Le gouvernement, pour autant qu’il fournisse un semblant de justification sanitaire, peut gouverner arbitrairement en promulguant des décrets, sans délibération publique digne de ce nom, sans reddition de comptes, sans fournir l’accès aux données sur lesquels il prétend s’appuyer, parfois sans daigner fournir l’ombre d’une justification plus ou moins crédible, comme dans le cas du couvre-feu qu’on nous a imposé pendant plusieurs mois.

L’Assemblée nationale, qui avant la déclaration de l’état d’urgence sanitaire jouait déjà un rôle secondaire ou illusoire, n’a même pas à entériner ce que le gouvernement décrète sous prétexte d’urgence sanitaire.

Les partis d’opposition, eux aussi embrigadés par l’idéologie sanitaire, au lieu de modérer le zèle sanitaire du gouvernement, cherchent généralement à rivaliser avec lui, en l’incitant souvent à user des pouvoirs exceptionnels dont il dispose pour étendre le champ d’application des mesures dites sanitaires et à faire preuve de plus de prudence quant à l’assouplissement de ces mesures.

Les citoyens, eux aussi enrégimentés, se sont habitués facilement à cette subordination de la politique à l’idéologie sanitaire indiscutable qui la surplombe et à l’autoritarisme qui en découle.

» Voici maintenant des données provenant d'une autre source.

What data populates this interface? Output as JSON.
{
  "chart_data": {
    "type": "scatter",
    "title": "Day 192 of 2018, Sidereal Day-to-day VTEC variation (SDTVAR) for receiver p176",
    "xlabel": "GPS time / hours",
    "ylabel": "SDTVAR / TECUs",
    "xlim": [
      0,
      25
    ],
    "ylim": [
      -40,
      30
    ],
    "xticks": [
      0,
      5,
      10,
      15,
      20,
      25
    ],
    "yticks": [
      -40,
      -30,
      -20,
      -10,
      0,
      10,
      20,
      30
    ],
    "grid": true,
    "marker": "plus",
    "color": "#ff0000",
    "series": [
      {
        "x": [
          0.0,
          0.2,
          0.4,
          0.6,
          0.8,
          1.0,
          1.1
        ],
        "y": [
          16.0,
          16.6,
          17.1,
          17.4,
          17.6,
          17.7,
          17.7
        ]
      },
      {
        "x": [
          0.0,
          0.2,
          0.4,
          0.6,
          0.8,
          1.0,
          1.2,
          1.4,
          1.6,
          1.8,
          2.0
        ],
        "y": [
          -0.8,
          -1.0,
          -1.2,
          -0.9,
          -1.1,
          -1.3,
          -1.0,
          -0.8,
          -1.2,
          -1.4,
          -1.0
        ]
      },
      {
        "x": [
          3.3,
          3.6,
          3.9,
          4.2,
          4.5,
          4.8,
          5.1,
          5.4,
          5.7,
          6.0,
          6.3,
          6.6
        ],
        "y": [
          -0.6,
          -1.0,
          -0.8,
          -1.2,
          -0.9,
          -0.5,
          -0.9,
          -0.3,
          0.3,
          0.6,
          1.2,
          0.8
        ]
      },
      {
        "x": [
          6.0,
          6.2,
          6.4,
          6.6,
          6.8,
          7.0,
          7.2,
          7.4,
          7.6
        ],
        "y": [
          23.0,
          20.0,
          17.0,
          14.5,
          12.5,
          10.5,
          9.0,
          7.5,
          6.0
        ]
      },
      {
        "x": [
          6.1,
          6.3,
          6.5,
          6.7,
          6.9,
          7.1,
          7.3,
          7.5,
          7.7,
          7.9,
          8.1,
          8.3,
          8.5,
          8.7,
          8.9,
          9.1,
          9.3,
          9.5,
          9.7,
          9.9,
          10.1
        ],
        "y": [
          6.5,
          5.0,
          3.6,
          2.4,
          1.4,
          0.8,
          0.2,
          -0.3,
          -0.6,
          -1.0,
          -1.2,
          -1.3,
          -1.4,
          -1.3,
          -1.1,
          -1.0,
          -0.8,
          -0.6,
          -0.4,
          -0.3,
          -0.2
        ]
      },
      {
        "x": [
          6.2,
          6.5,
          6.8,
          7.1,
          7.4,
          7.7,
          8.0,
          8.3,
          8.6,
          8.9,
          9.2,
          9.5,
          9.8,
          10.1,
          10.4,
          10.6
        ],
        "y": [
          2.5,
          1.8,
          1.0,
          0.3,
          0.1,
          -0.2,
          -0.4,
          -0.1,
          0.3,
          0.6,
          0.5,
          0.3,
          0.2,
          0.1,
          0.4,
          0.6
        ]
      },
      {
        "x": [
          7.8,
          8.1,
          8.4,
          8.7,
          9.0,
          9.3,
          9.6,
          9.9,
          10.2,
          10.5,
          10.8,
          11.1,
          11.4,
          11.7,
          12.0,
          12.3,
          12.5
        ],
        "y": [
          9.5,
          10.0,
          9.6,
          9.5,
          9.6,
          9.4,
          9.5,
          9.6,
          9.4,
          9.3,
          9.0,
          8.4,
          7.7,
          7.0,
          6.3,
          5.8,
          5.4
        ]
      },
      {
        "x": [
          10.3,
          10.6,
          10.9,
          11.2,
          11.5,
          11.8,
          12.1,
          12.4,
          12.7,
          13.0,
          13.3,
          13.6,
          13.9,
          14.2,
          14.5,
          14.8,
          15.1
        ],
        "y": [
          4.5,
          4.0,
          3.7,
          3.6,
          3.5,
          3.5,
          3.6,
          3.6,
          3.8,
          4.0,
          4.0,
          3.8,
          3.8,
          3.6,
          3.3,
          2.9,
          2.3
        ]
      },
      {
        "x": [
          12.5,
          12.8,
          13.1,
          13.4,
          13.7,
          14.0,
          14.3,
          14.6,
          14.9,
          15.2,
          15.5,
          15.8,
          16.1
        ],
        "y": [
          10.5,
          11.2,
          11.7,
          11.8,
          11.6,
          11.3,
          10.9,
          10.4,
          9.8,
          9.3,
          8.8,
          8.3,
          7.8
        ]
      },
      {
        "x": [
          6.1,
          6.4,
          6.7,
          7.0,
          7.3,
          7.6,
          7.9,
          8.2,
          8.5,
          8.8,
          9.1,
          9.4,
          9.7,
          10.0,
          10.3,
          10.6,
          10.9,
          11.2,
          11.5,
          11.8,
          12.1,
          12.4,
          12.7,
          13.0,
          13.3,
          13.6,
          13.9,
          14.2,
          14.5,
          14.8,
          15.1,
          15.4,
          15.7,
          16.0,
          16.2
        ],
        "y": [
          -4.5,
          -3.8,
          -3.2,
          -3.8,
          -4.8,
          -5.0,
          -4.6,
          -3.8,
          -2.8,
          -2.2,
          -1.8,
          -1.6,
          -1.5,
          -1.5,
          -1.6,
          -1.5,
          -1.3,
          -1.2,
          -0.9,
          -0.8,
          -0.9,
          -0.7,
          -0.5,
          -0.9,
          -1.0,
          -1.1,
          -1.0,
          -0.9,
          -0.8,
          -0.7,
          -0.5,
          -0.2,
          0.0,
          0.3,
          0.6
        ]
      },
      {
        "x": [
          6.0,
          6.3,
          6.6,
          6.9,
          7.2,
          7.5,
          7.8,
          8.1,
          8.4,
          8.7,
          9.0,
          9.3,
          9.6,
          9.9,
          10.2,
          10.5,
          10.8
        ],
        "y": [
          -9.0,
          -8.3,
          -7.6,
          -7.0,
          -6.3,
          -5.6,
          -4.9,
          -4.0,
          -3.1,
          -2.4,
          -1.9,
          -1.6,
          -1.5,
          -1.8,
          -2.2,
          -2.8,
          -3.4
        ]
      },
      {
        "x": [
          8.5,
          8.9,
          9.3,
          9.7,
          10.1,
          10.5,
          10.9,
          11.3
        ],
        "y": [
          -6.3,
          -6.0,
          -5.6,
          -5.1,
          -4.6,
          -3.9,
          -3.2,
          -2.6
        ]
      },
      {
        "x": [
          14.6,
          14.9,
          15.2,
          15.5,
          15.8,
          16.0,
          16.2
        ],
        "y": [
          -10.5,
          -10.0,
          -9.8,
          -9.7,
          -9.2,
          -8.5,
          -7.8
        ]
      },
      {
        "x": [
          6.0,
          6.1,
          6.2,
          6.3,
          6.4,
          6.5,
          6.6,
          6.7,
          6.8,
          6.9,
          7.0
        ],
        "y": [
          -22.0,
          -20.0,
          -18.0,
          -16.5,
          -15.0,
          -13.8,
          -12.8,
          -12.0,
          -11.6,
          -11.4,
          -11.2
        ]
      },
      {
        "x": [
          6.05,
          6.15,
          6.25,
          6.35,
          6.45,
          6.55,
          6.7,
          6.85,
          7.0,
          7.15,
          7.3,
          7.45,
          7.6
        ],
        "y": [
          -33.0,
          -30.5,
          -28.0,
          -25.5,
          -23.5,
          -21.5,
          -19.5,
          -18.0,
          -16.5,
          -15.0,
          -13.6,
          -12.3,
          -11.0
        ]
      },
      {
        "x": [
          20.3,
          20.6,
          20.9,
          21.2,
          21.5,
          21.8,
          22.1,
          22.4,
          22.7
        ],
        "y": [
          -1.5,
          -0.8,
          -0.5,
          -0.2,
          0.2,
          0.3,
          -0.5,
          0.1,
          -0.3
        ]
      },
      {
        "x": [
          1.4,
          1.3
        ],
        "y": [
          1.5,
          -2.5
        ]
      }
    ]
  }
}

Beaucoup exigent même du gouvernement qu’il prenne des mesures plus fermes vis-à-vis de leurs concitoyens qui remettent en question l’idéologie sanitaire et qui résistent à la propagation et à pérennisation des mesures sanitaires, au lieu d’y voir l’occasion d’un débat public où l’on pourrait essayer de distinguer le vrai du faux, le juste de l’injuste, l’utile de l’inutile ou du néfaste.

La démocratie ne consiste pas au fait d’élire ceux qui nous gouvernent de manière autoritaire (il s’agirait plutôt d’une monarchie ou d’une aristocratie élective provisoire). Elle exige une certaine délibération politique de la part des élus, l’existence de véritables débats publics et l’autodétermination politique du peuple, directement et par l’intermédiaire de ses représentants. Puisque l’idéologie politique s’est subordonnée la politique, cette délibération, ces débats et cette autodétermination sont pratiquement impossibles. Tout au plus portent-ils sur des points de détail, l’idéologie sanitaire ayant déjà donné ses fins et sa forme à la pratique de la politique. Ce sont donc nos institutions démocratiques, déjà chancelantes, qui ont été corrompues par l’idéologie sanitaire. De plus en plus, elles n’existent que formellement, pour donner l’illusion aux naïfs, aux bien-pensants et aux larbins de toutes sortes qu’ils vivent dans une société démocratique.